Kristopher Finnigan

Here are some differences between the Czech Republic and the US that I have noticed:

The biggest difference is the number of Czech people. There are more here than in the US. I am not sure why that is. It may have something to do with this wall they want to build around the country, but I’m not sure if that is to keep foreign people from invading or stupid people from escaping.

Another big difference is how close the Czech Republic is to Prague. It would take me 10 hours by plane to get to Prague from the US, but now, because I’m here, I’m already there. The Czech PM has regular, human skin tones as opposed to the American president, whose skin is a color only found in a laboratory setting. The Czech people seem a little more laid back than Americans. They don’t seem to get as upset over smaller things like Americans do, such as drinking beers in a park, bringing dogs to a cafe or exposing women’s nipples. Oh, and this is a big one, the mayonnaise over here. It is refrigerated, has a yellow tinge and tastes better. In America, it sits on a store shelf for years at a time and is a bright, florescent white color that you can’t look directly at without damaging your eyes. I’m pretty sure it’s made in the same lab that supplies the American president with his fake-tan cream.

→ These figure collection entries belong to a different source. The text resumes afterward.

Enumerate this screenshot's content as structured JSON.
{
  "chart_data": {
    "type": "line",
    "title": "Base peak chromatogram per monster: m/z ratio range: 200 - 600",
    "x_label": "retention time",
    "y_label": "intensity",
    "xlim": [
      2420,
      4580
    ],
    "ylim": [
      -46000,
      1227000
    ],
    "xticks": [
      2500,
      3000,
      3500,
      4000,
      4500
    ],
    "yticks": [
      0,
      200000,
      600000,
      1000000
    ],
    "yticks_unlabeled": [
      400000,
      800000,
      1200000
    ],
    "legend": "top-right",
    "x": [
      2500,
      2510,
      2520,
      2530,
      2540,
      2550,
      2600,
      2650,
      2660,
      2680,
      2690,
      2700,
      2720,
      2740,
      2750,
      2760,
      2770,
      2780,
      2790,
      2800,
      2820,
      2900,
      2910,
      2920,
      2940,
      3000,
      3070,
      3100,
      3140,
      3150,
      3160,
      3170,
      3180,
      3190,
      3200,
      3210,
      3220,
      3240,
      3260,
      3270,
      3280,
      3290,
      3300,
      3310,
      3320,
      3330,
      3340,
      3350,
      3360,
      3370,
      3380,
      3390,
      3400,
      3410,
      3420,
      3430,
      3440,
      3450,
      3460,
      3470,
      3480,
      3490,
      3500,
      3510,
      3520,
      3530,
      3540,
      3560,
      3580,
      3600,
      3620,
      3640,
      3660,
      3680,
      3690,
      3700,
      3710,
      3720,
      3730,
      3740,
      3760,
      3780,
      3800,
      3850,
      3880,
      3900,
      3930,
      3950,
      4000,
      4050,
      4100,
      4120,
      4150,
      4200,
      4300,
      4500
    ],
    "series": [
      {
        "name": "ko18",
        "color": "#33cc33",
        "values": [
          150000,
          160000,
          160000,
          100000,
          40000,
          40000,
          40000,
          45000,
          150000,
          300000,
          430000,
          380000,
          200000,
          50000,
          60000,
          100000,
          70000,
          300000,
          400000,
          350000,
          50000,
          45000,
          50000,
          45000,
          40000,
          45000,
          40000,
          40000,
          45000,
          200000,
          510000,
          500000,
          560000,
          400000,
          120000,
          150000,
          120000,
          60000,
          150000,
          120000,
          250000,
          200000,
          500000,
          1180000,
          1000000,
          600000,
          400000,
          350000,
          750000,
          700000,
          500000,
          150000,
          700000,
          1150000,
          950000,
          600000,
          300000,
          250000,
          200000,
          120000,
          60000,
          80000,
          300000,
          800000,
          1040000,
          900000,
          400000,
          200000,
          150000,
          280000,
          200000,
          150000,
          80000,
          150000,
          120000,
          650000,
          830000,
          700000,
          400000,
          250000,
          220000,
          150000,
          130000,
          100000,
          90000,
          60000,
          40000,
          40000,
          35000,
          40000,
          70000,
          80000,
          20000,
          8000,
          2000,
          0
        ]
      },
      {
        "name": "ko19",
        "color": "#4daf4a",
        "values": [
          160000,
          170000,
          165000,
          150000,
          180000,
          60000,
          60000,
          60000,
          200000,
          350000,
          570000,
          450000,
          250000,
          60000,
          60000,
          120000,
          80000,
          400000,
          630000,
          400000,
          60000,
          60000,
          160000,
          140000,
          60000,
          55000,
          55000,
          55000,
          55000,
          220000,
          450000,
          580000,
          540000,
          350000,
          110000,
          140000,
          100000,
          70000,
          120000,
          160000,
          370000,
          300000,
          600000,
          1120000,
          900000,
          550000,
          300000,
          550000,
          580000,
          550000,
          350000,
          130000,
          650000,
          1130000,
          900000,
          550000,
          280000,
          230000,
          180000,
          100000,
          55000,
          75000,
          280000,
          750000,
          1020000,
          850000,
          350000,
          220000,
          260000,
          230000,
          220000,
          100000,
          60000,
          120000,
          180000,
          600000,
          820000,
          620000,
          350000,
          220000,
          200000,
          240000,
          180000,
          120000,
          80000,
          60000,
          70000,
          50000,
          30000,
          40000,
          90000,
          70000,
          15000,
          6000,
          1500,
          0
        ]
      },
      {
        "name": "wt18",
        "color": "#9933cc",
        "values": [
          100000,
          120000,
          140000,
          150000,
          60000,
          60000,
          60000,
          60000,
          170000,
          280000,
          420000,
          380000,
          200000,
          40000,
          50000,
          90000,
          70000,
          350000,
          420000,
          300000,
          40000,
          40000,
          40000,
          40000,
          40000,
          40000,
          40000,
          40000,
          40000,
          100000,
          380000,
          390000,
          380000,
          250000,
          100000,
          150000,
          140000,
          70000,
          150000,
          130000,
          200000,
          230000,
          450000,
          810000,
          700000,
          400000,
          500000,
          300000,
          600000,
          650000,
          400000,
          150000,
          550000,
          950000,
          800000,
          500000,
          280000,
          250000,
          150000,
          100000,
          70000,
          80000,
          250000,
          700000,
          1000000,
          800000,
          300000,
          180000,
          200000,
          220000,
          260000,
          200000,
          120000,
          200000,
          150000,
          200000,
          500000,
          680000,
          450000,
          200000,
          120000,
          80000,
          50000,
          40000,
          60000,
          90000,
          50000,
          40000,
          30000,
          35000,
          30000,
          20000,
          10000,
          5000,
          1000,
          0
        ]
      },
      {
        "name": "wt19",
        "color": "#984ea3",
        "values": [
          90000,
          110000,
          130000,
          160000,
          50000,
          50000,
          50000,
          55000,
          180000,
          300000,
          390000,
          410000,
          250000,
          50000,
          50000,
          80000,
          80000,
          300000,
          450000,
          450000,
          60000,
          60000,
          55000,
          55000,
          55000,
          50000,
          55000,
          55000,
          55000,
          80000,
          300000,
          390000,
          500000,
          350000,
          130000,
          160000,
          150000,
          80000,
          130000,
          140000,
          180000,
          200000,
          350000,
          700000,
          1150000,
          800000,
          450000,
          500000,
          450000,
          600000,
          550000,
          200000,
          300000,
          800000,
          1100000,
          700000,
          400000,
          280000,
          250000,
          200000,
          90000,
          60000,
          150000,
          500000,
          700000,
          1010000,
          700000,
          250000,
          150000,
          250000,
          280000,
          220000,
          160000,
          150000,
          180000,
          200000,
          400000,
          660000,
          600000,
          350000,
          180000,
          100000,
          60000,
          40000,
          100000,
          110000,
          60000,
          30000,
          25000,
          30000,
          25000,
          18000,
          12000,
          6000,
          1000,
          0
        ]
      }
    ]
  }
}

Both the US and the Czech Republic have some beautiful countryside. But, when it comes to man-made architectural beauty, the Czech Republic is much better. Prague is one of the more visually stimulating cities in the universe. The churches, towers and other buildings in the city not only look cool, but have an interesting history behind them. I am mesmerized by the architecture when I walk through the city and I know that one of these days I am bound to accidentally walk in front of a tram as I am staring at some random doorway with an intricate design around it.

It’s hard to pick just one moment in Czech history as there are many I find interesting. I am fascinated by the 19th century history of the country as well as the medieval history. WWII and the 30 Years War are some of my favorite things to read about, and I love the stories about Rudolph II’s fascination with alchemy, where a bunch of people blew themselves up trying to create gold. Though they never successfully made gold, the positive byproduct of these experiments ended up being something much more valuable- trdelník. When it comes to the grammar, these are the things that frustrate me the most:

1) The lack of vowels in words. “s” “čtvrt” “hrb” “scvrkl” I mean what is that all about? It’s like playing scrabble with a 4 year old. 

2) The letter ř. That sound is impossible to make without getting a cramp in your tongue. Particularly hard is the Czech word for “4.” I’ve heard it pronounced many different ways by Czech speakers and I am pretty sure no one really knows how to say it correctly.